In this article, we will see a comparison of steganography tools in images. We will use Aletheia to determine which tools are harder to detect.
- Comparative chart
- Experiment description
- Results in bitmaps
- Results in JPEG
In this article, we compare different image steganography methods to see which ones are harder to detect. We separate the comparison into bitmap images and JPEG images. First, we look at the comparative charts.
The images used in the experiment come from the test set used by Aletheia, meaning that these images were neither used for model training nor validation.
For each of the methods, 500 cover images (with no hidden message) and 500 stego images (with hidden information, as per the payload indicated on the chart) were used.
Results in Bitmaps
LSB replacement (OpenStego, OpenPuff)
The data insertion technique LSB replacement is undoubtedly the most popular technique for embedding data in images and audio. Many image steganography tools use this technique, some of which are very popular, such as OpenStego and OpenPuff.
In the chart, we can see two lines for this technique. One of them, labeled as “SPA”, shows the results of conducting an SPA or Sample Pair Analysis. The other uses a deep learning model. It’s worth noting that the LSB replacement technique introduces statistical anomalies that make it especially vulnerable, using the so-called “structural methods”. One of these methods is the SPA attack. Even though the SPA results in the chart aren’t the worst, it’s important to consider that structural methods only require the image being analyzed, unlike deep learning-based methods which need to be trained with an image database. Therefore, deep learning-based methods have a significant drawback: the CSM problem. This problem introduces significant challenges in stegoanalysis, so having a method without this problem (like SPA) makes the task much easier.
The two chart lines dedicated to LSB replacement show that it’s not the best technique analyzed. This, combined with the fact that these techniques can be attacked with structural methods like SPA, makes this embedding technique the least recommended of those analyzed.
The data insertion technique LSB matching is very similar to LSB replacement. The only difference is that, instead of replacing the least significant bit, we change its value by adding one or subtracting one from the byte value. This way, we achieve the same result without introducing the statistical anomaly that makes LSB replacement vulnerable to structural methods.
However, it’s surprising how rarely this technique is used in steganography tools, which usually lean towards the vulnerable LSB replacement.
In the chart, we can see that this technique, although not the best, can be competitive with low payloads.

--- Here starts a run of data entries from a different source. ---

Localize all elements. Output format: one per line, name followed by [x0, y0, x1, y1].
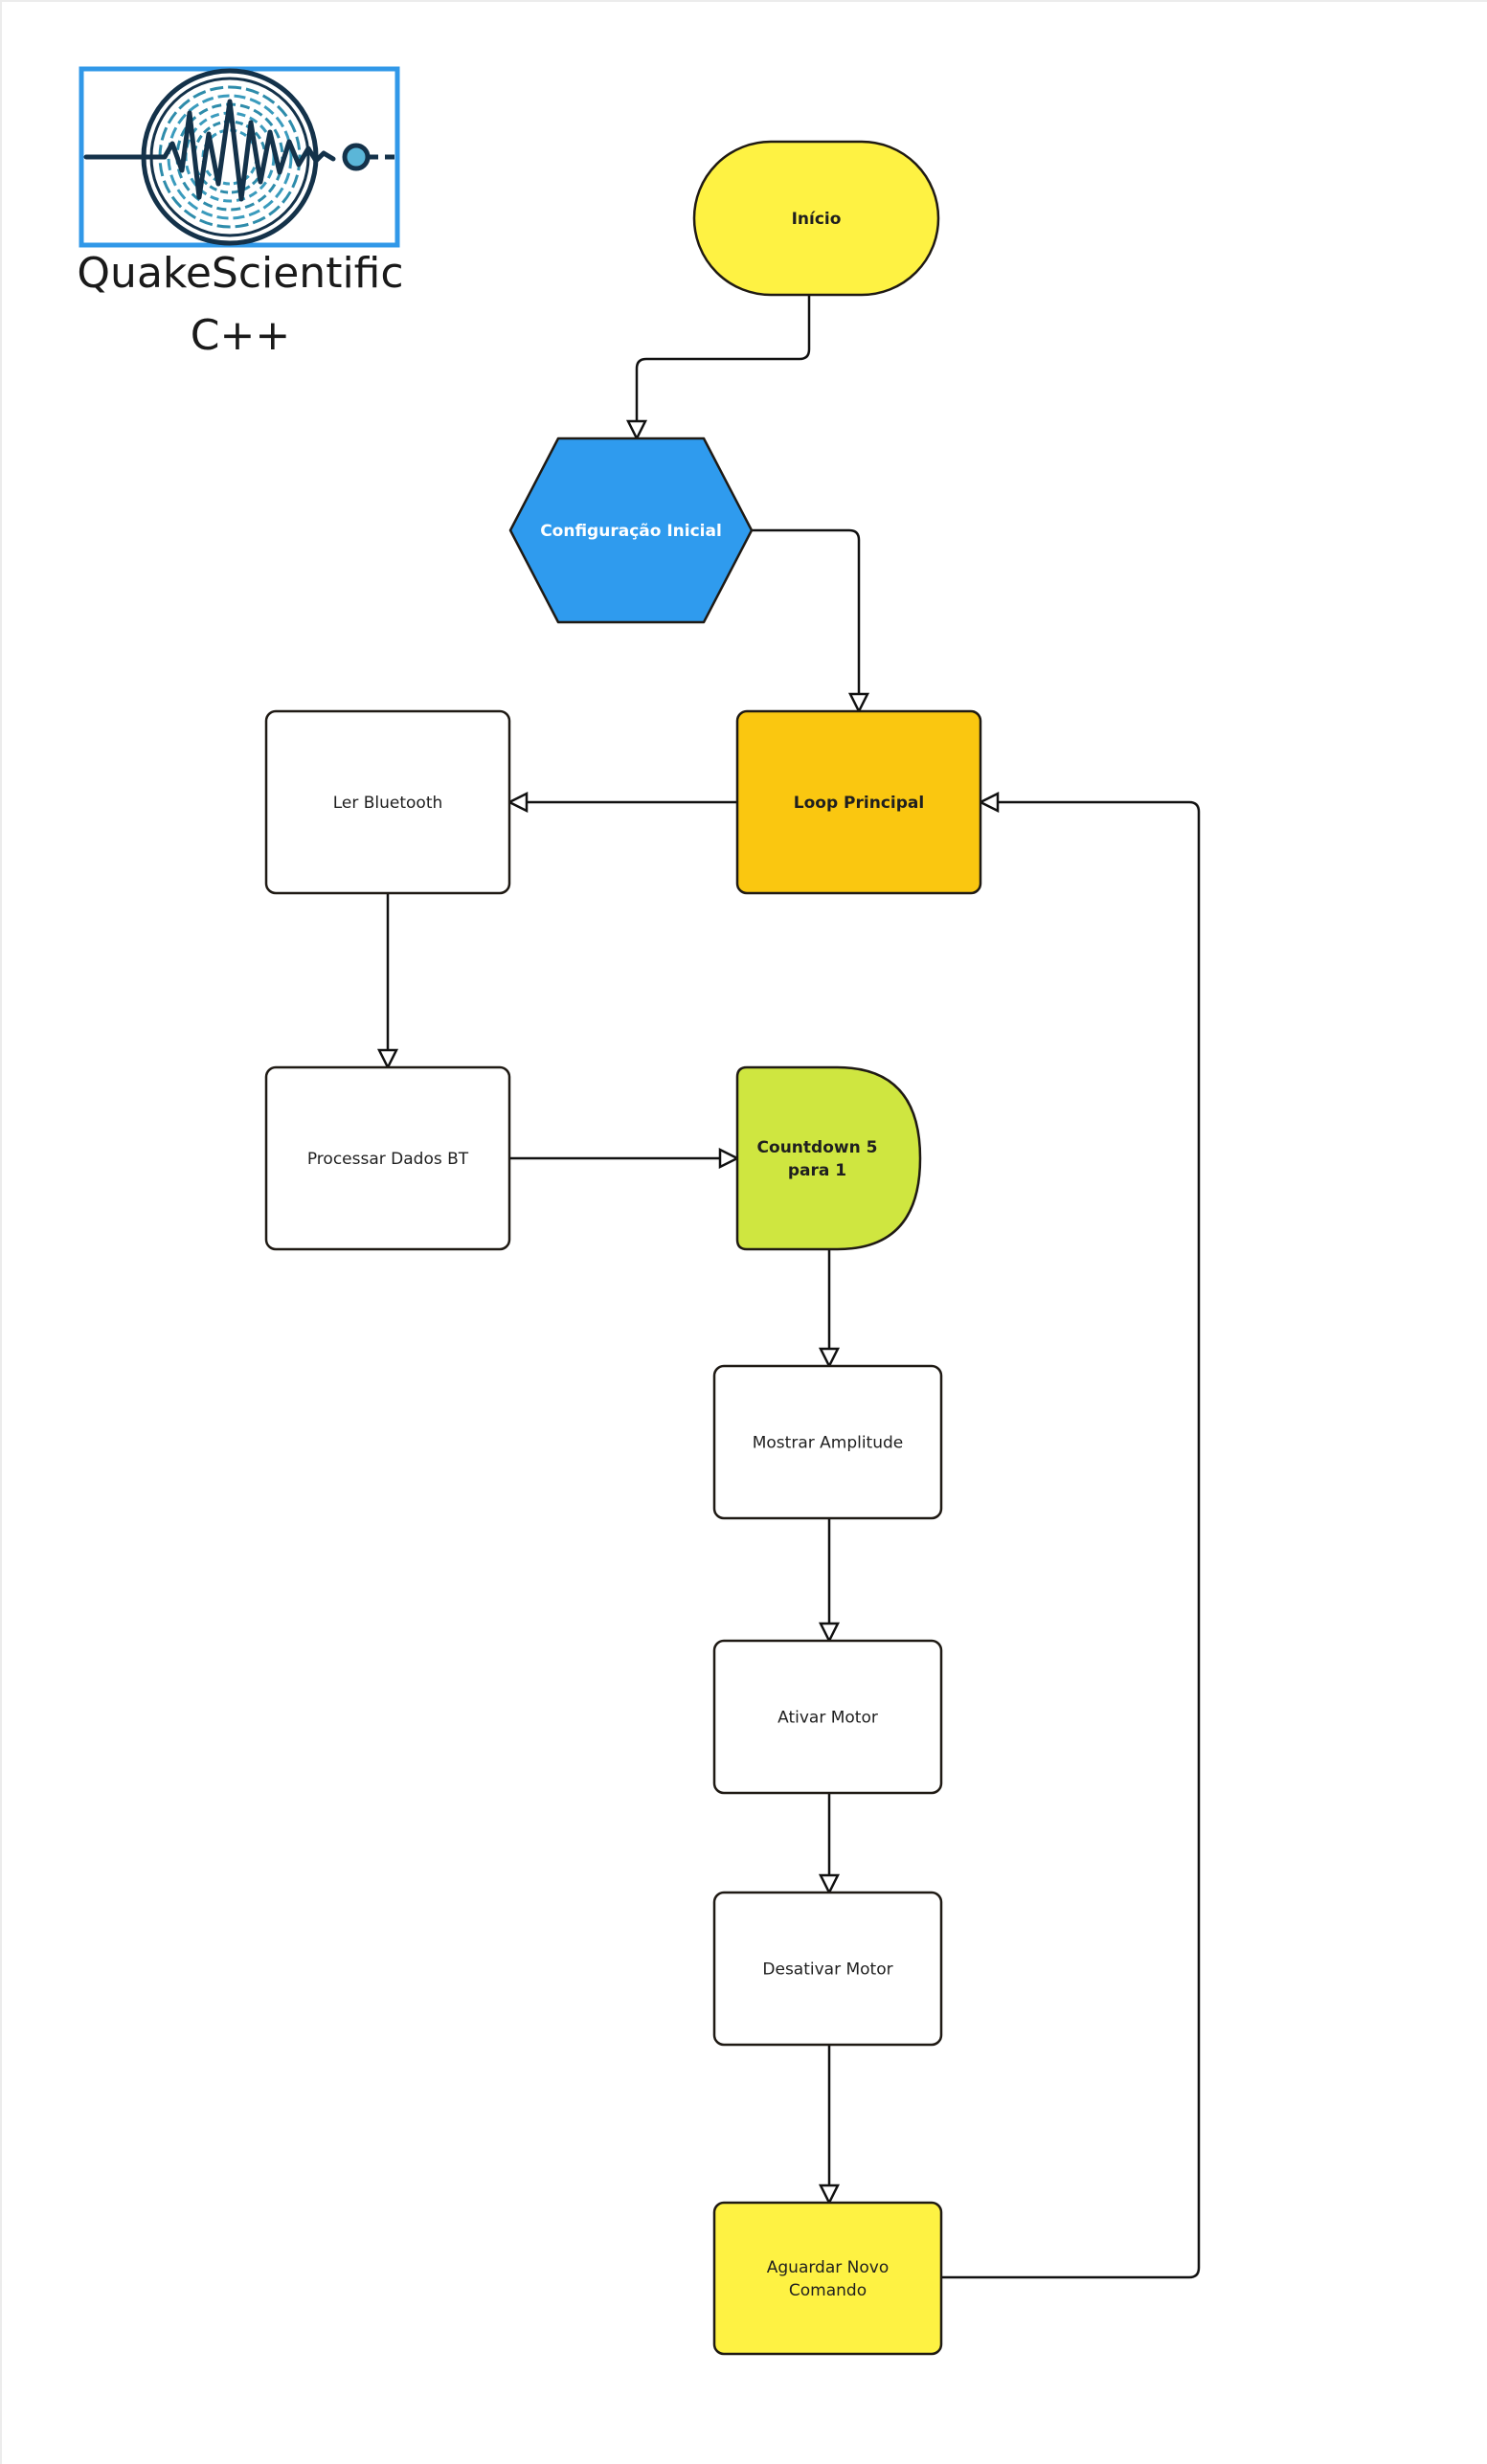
node-processar-dados-bt[interactable]: Processar Dados BT	[264, 1065, 511, 1251]
connector-line	[635, 278, 811, 421]
arrowhead-icon	[818, 2184, 841, 2206]
node-label: Aguardar Novo	[767, 2258, 889, 2277]
node-label: Processar Dados BT	[307, 1150, 469, 1169]
arrowhead-icon	[818, 1873, 841, 1895]
delay-shape	[735, 1065, 922, 1251]
flowchart-canvas: QuakeScientific C++ Início Configuração I…	[77, 66, 1201, 2356]
node-inicio[interactable]: Início	[692, 140, 940, 297]
edge-configuracao-inicial-to-loop-principal[interactable]	[752, 528, 870, 714]
node-label: Countdown 5	[757, 1138, 878, 1157]
rect-shape	[712, 2201, 943, 2356]
node-configuracao-inicial[interactable]: Configuração Inicial	[508, 437, 754, 624]
logo: QuakeScientific C++	[77, 66, 404, 360]
edge-countdown-to-mostrar-amplitude[interactable]	[818, 1249, 841, 1369]
arrowhead-icon	[507, 791, 529, 814]
logo-title: QuakeScientific	[77, 249, 403, 298]
edge-ativar-motor-to-desativar-motor[interactable]	[818, 1793, 841, 1895]
node-label: Comando	[789, 2281, 867, 2300]
node-label: Desativar Motor	[762, 1960, 892, 1980]
arrowhead-icon	[376, 1048, 399, 1070]
arrowhead-icon	[818, 1347, 841, 1369]
edge-processar-dados-bt-to-countdown[interactable]	[509, 1147, 740, 1170]
edge-loop-principal-to-ler-bluetooth[interactable]	[507, 791, 737, 814]
node-label: Início	[792, 210, 842, 229]
node-aguardar-novo-comando[interactable]: Aguardar Novo Comando	[712, 2201, 943, 2356]
node-ler-bluetooth[interactable]: Ler Bluetooth	[264, 709, 511, 895]
node-countdown[interactable]: Countdown 5 para 1	[735, 1065, 922, 1251]
connector-line	[941, 800, 1201, 2279]
arrowhead-icon	[847, 692, 870, 714]
node-mostrar-amplitude[interactable]: Mostrar Amplitude	[712, 1364, 943, 1520]
edge-inicio-to-configuracao-inicial[interactable]	[625, 278, 811, 441]
nodes: Início Configuração Inicial Loop Principal…	[264, 140, 982, 2356]
node-label: Ler Bluetooth	[333, 794, 443, 813]
edge-aguardar-novo-comando-to-loop-principal[interactable]	[941, 791, 1201, 2279]
edge-mostrar-amplitude-to-ativar-motor[interactable]	[818, 1518, 841, 1644]
arrowhead-icon	[818, 1622, 841, 1644]
node-label: Loop Principal	[794, 794, 924, 813]
arrowhead-icon	[625, 419, 648, 441]
edge-ler-bluetooth-to-processar-dados-bt[interactable]	[376, 893, 399, 1070]
node-desativar-motor[interactable]: Desativar Motor	[712, 1891, 943, 2047]
node-loop-principal[interactable]: Loop Principal	[735, 709, 982, 895]
logo-subtitle: C++	[191, 311, 290, 360]
node-label: Ativar Motor	[777, 1709, 878, 1728]
node-label: Configuração Inicial	[540, 522, 722, 541]
node-label: para 1	[788, 1161, 846, 1180]
node-label: Mostrar Amplitude	[753, 1434, 904, 1453]
connector-line	[752, 528, 861, 694]
edge-desativar-motor-to-aguardar-novo-comando[interactable]	[818, 2045, 841, 2206]
arrowhead-icon	[718, 1147, 740, 1170]
node-ativar-motor[interactable]: Ativar Motor	[712, 1639, 943, 1795]
arrowhead-icon	[978, 791, 1000, 814]
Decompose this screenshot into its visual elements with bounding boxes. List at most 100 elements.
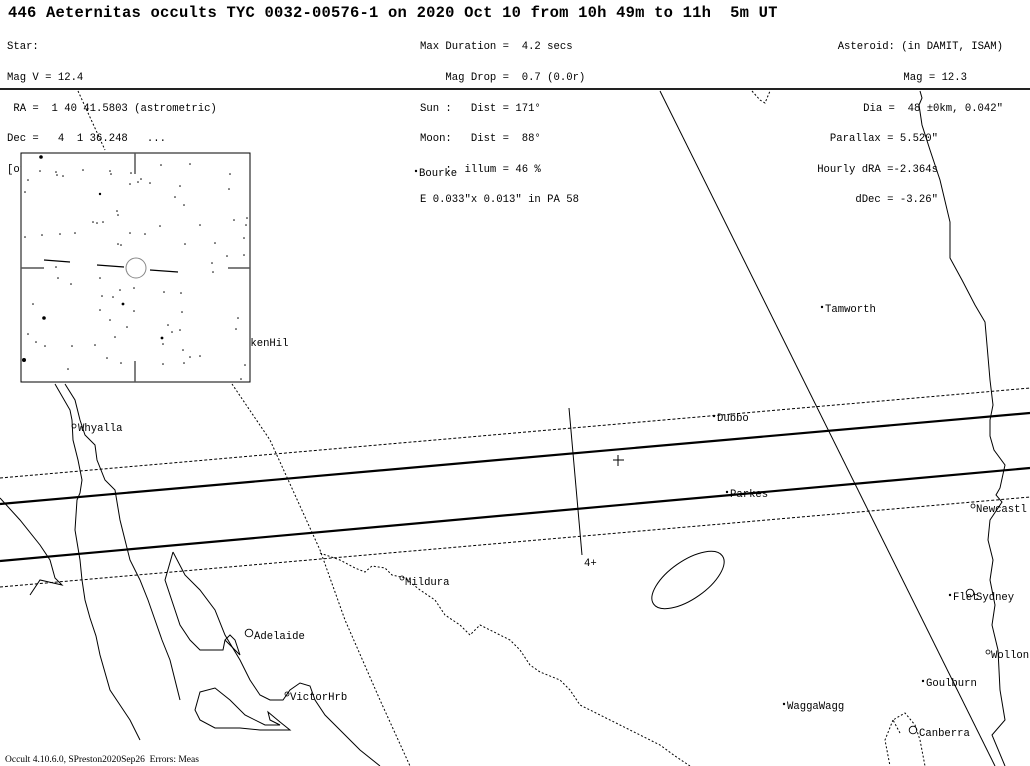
- coastline-eyre: [0, 497, 64, 596]
- time-tick-line: [568, 407, 583, 556]
- star-dot: [41, 234, 43, 236]
- star-dot: [57, 277, 59, 279]
- city-label-brokenhill: okenHil: [244, 338, 289, 350]
- error-ellipse: [651, 550, 725, 610]
- star-dot: [183, 362, 185, 364]
- coastline-spencer-west: [54, 383, 141, 741]
- star-dot: [116, 210, 118, 212]
- star-dot: [82, 169, 84, 171]
- city-marker-canberra: [908, 725, 918, 735]
- city-label-sydney: Sydney: [976, 592, 1014, 604]
- city-marker-fletcher: [948, 593, 952, 597]
- star-dot: [67, 368, 69, 370]
- star-dot: [184, 243, 186, 245]
- star-dot: [99, 309, 101, 311]
- star-dot: [99, 277, 101, 279]
- star-dot: [212, 271, 214, 273]
- city-label-newcastle: Newcastl: [976, 504, 1027, 516]
- star-dot: [244, 364, 246, 366]
- star-dot: [101, 295, 103, 297]
- city-label-mildura: Mildura: [405, 577, 450, 589]
- city-label-waggawagga: WaggaWagg: [787, 701, 844, 713]
- city-label-canberra: Canberra: [919, 728, 970, 740]
- star-dot: [27, 333, 29, 335]
- star-dot: [35, 341, 37, 343]
- star-dot: [112, 296, 114, 298]
- star-dot: [117, 214, 119, 216]
- city-marker-goulburn: [921, 679, 925, 683]
- time-tick-label: 4+: [584, 558, 597, 570]
- star-dot: [243, 237, 245, 239]
- star-dot: [96, 222, 98, 224]
- star-dot: [74, 232, 76, 234]
- state-border-act-west: [884, 719, 894, 766]
- star-dot: [144, 233, 146, 235]
- occultation-map: 4+ Bourke Tamworth okenHil Whyalla Dubbo…: [0, 90, 1030, 766]
- star-dot: [162, 363, 164, 365]
- star-dot: [32, 303, 34, 305]
- star-dot: [180, 292, 182, 294]
- city-marker-wollongong: [985, 649, 991, 655]
- star-dot: [235, 328, 237, 330]
- star-dot: [70, 283, 72, 285]
- star-dot: [129, 183, 131, 185]
- star-dot: [71, 345, 73, 347]
- state-border-murray: [319, 552, 691, 766]
- star-dot: [129, 232, 131, 234]
- star-dot: [179, 185, 181, 187]
- city-label-wollongong: Wollon: [991, 650, 1029, 662]
- kangaroo-island: [194, 687, 292, 731]
- star-dot: [245, 224, 247, 226]
- path-error-south-line: [0, 496, 1030, 588]
- star-dot: [214, 242, 216, 244]
- star-dot: [39, 170, 41, 172]
- star-chart-frame: [20, 152, 251, 383]
- star-dot: [24, 191, 26, 193]
- star-dot: [114, 336, 116, 338]
- star-dot: [246, 217, 248, 219]
- star-dot: [106, 357, 108, 359]
- star-dot: [109, 319, 111, 321]
- star-dot: [130, 172, 132, 174]
- city-marker-bourke: [414, 169, 418, 173]
- city-marker-parkes: [725, 490, 729, 494]
- state-border-qld: [751, 90, 771, 104]
- star-dot: [133, 310, 135, 312]
- star-dot: [42, 316, 46, 320]
- star-dot: [137, 181, 139, 183]
- star-dot: [160, 164, 162, 166]
- path-south-limit-line: [0, 466, 1030, 563]
- star-dot: [163, 291, 165, 293]
- star-dot: [27, 179, 29, 181]
- star-dot: [183, 204, 185, 206]
- star-dot: [174, 196, 176, 198]
- city-label-dubbo: Dubbo: [717, 413, 749, 425]
- star-dot: [92, 221, 94, 223]
- path-north-limit-line: [0, 411, 1030, 506]
- star-dot: [22, 358, 26, 362]
- star-dot: [159, 225, 161, 227]
- star-dot: [160, 336, 164, 340]
- star-dot: [237, 317, 239, 319]
- city-label-whyalla: Whyalla: [78, 423, 123, 435]
- star-dot: [94, 344, 96, 346]
- star-dot: [229, 173, 231, 175]
- city-label-goulburn: Goulburn: [926, 678, 977, 690]
- star-dot: [24, 236, 26, 238]
- star-dot: [199, 355, 201, 357]
- city-marker-newcastle: [970, 503, 976, 509]
- city-label-bourke: Bourke: [419, 168, 457, 180]
- city-marker-tamworth: [820, 305, 824, 309]
- star-dot: [110, 173, 112, 175]
- star-dot: [228, 188, 230, 190]
- coastline-yorke: [164, 551, 241, 656]
- star-dot: [181, 311, 183, 313]
- graze-limit-line: [659, 90, 996, 766]
- star-dot: [233, 219, 235, 221]
- city-marker-adelaide: [244, 628, 254, 638]
- city-marker-dubbo: [712, 414, 716, 418]
- star-dot: [59, 233, 61, 235]
- star-dot: [171, 331, 173, 333]
- star-dot: [56, 174, 58, 176]
- star-dot: [149, 182, 151, 184]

The tool SteganoGAN creates steganographic images using adversarial training.
As seen in the chart, this is the easiest method to detect among all analyzed. It stands out that it can be detected regardless of the payload.
However, this should not be taken as an indication that it’s the least secure method. What happens with images generated by a GAN (Generative Adversarial Network) is that they have different statistical properties compared to a regular image, making it easy to distinguish them. That’s why the size of the hidden message does not affect its detectability; it’s enough that the image was generated by SteganoGAN for us to detect it. Currently, this can be used to identify this tool. However, it’s expected that the number of images produced by GANs will continue to grow, becoming commonplace, which will lead us to a scenario where merely identifying an image as generated by a GAN will not be sufficient. We will have to differentiate between images generated by a GAN with a hidden message and those generated without one. At the moment, there isn’t much research on this topic.
Even so, I would not currently recommend the use of SteganoGAN.
S-UNIWARD is, along with HILL, one of the best on the list. Actually, it’s not about a steganography tool, but a cost function that indicates the positions in the image where information should be hidden. At the moment, it doesn’t seem to have been used in any public steganography tool.
HILL is, along with S-UNIWARD, one of the best on the list. Actually, it’s not about a steganography tool, but a cost function that indicates the positions in the image where information should be hidden. This cost function is implemented in the steganography tool HStego.
Results in JPEG
Outguess is the easiest steganography method to detect of all those analyzed for JPEG. At its time, it was a steganography method that brought certain innovations. However, we must not forget that it is a very old method.
Steghide is a very popular steganography method, perhaps the most popular for JPEG images. It has held up quite well over the years, but currently there are much better methods.
As can be seen in the graph, it considerably improves the results of Outguess, although it is quite far from nsF5 and J-UNIWARD.
As can be seen in the chart, nsF5 provides good results, especially for low payload sizes.
J-MiPOD is, along with nsF5 and J-UNIWARD, one of the best of those analyzed. It surpasses nsF5 with large payload sizes, although for small payload sizes, nsF5 slightly outperforms it. Furthermore, it offers inferior results to J-UNIWARD in all cases.
J-UNIWARD is, along with nsF5, the best of those analyzed. It vastly surpasses nsF5 with large payload sizes, although for small payload sizes, nsF5 slightly outperforms it.
Actually, it’s not about a steganography tool, but a cost function that indicates the positions in the image where information should be hidden. This cost function is implemented in the steganography tool HStego.